Friday, July 23, 2021

Gunning for the next phase

Been trying for the past 3 months, yet not very intentional about it... And then the urgency probably hit me when the younger sis received a positive result last weekend.


Since then, I've been bouncing between "i don't wanna think about it and potentially stress myself / set myself up for failure" vs "come what may". I'm at the longer end of in between two periods and I seem to have symptoms pointing to positivity (anything but the morning sickness thinggy). The easiest way to find out is just to take a test right? But the innate fear of failure is preventing me from taking it. And also as long as I don't see a result, there is still hope it's a positive.
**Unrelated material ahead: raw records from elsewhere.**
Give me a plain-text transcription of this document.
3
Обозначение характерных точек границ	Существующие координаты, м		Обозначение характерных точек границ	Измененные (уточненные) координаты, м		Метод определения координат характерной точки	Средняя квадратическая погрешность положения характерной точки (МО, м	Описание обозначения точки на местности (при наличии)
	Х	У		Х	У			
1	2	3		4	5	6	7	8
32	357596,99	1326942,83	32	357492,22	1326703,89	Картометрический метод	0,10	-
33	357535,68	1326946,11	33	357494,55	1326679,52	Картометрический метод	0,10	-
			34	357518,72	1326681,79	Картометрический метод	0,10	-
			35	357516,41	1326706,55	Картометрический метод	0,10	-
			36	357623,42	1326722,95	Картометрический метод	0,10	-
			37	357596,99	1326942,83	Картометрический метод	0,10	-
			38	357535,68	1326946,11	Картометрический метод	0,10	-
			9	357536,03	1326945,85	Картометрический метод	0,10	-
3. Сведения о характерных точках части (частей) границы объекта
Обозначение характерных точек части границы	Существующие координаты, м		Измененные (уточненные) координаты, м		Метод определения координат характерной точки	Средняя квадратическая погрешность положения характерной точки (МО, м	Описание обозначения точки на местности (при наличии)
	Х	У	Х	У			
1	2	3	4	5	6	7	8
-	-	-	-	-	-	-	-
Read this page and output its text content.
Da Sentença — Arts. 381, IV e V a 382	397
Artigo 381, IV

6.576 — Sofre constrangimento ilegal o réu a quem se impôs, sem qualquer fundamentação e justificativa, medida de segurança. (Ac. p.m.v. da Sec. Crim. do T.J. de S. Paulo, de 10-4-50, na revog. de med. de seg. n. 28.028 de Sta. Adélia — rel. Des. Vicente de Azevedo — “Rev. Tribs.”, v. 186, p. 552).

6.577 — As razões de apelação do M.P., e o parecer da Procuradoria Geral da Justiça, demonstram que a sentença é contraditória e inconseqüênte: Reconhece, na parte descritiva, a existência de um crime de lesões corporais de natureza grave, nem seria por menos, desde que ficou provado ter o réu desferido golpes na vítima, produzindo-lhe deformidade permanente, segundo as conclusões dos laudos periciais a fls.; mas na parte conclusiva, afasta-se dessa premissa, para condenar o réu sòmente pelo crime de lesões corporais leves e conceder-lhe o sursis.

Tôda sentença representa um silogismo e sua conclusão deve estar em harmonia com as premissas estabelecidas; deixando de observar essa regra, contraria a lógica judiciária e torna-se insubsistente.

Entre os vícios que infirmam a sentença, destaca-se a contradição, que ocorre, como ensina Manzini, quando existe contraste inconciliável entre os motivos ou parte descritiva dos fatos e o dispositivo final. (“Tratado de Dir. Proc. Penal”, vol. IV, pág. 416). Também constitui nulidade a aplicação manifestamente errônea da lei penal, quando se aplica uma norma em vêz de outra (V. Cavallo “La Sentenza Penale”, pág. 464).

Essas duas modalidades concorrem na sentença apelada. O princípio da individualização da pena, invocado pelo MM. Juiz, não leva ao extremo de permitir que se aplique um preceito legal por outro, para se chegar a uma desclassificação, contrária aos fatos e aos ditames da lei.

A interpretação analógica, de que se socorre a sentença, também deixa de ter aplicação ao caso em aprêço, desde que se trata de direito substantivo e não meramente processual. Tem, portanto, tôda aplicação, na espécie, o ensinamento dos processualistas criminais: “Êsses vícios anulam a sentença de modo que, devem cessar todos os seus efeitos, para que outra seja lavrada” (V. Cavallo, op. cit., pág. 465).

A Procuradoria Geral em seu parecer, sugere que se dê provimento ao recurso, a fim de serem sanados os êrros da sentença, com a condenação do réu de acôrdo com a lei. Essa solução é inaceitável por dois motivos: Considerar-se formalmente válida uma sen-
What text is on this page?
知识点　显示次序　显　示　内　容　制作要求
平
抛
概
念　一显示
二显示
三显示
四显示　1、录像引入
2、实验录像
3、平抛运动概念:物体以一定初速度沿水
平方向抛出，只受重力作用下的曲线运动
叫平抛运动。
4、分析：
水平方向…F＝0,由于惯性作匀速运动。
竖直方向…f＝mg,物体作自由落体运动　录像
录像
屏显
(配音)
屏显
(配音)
This limbo stage is so interesting. At some times, I'm googling and googling "does --- mean that I'm pregnant" or "is --- a signof pregnancy" - and essentially, it seems like any symptoms lead to chance of pregnancy - and other times, I'm convinced that my body is probably stressed or something that's why my period is delayed. I mean I just played tennis this evening, quite a good session in fact =D , how could I have something growing inside of me.


The plan was to wait for the weekends to test. But i've just boiled some water now, waiting for it to cool... Should I just gulp some water and do the test tonight? I've already taken the first (big) step of purchasing the kit. 


//edit: oh wait. A negative result does NOT mean failure. Me repeating that throughout the week didn't ingrain properly lol.